Paired functions backing a board_loader: resolve is function(request, session, default) returning the board to build or NULL; stage is function(board, session) (or NULL for a loader that does not stage, e.g. resolve-only) which persists board and returns the URL query parameters referencing it (core writes them and reloads). They share private state, so a board_loader is built as a unit, not supplied as two loose functions.

x

Object to test for board_loader-ness

Value

board_loader() and local_loader() return a board_loader object and is_board_loader() a scalar logical.

Details

resolve receives the raw HTTP request at both phases (the UI request at the GET, session$request at the WS), the session (NULL at the GET), and default – the board passed to serve() (the serve() default, built when resolve returns NULL), which a loader can also derive its own result from (e.g. clear_board(default)).
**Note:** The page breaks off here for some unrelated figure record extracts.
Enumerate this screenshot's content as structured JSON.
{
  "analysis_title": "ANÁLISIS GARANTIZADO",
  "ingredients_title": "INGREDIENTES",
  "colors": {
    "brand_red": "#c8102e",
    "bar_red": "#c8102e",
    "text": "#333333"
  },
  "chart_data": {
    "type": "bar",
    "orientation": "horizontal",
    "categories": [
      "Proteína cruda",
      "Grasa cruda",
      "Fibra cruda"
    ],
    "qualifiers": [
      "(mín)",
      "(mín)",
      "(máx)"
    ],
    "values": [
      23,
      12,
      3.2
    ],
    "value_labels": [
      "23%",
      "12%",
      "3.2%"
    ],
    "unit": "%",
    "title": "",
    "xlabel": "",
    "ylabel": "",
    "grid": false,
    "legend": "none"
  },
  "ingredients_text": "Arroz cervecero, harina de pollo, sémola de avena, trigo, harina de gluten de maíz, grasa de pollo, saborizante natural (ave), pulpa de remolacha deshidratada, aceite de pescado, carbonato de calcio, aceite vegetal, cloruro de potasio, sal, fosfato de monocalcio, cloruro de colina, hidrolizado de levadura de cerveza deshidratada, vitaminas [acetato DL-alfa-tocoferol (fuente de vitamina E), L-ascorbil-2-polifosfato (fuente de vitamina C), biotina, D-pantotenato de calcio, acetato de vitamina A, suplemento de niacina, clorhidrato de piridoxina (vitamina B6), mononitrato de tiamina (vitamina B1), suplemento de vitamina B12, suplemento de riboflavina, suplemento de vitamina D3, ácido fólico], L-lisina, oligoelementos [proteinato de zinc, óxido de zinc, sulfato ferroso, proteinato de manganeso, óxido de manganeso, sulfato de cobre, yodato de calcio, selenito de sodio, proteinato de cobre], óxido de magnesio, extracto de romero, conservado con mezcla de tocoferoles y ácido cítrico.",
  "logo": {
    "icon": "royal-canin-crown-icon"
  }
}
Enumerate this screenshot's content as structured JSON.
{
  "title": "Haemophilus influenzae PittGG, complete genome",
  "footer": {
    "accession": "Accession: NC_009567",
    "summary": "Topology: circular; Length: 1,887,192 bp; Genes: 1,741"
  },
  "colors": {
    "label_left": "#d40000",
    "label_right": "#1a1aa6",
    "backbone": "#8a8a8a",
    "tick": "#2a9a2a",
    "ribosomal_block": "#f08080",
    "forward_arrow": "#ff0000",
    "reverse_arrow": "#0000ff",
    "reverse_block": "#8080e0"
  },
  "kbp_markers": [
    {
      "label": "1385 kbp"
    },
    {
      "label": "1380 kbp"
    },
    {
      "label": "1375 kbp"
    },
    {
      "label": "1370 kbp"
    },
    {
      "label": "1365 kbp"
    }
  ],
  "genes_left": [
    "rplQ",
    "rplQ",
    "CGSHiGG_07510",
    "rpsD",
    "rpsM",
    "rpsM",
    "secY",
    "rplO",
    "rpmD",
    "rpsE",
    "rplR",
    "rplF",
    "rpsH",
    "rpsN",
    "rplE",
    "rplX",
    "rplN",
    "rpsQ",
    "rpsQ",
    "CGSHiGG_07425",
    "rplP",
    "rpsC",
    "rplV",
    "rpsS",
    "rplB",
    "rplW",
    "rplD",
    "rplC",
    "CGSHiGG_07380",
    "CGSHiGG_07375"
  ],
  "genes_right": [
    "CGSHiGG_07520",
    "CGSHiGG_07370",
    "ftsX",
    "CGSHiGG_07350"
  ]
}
A loader that keys off URL query parameters reads them itself, minding the phase split: the query is on request$QUERY_STRING at the GET but session$clientData$url_search at the WS (the websocket request carries neither).

The default local_loader() keeps its handoff in a per-loader store (no process global) and is therefore single-process; multi-user deployments pass a loader resolving from a shared backend (as blockr.session does).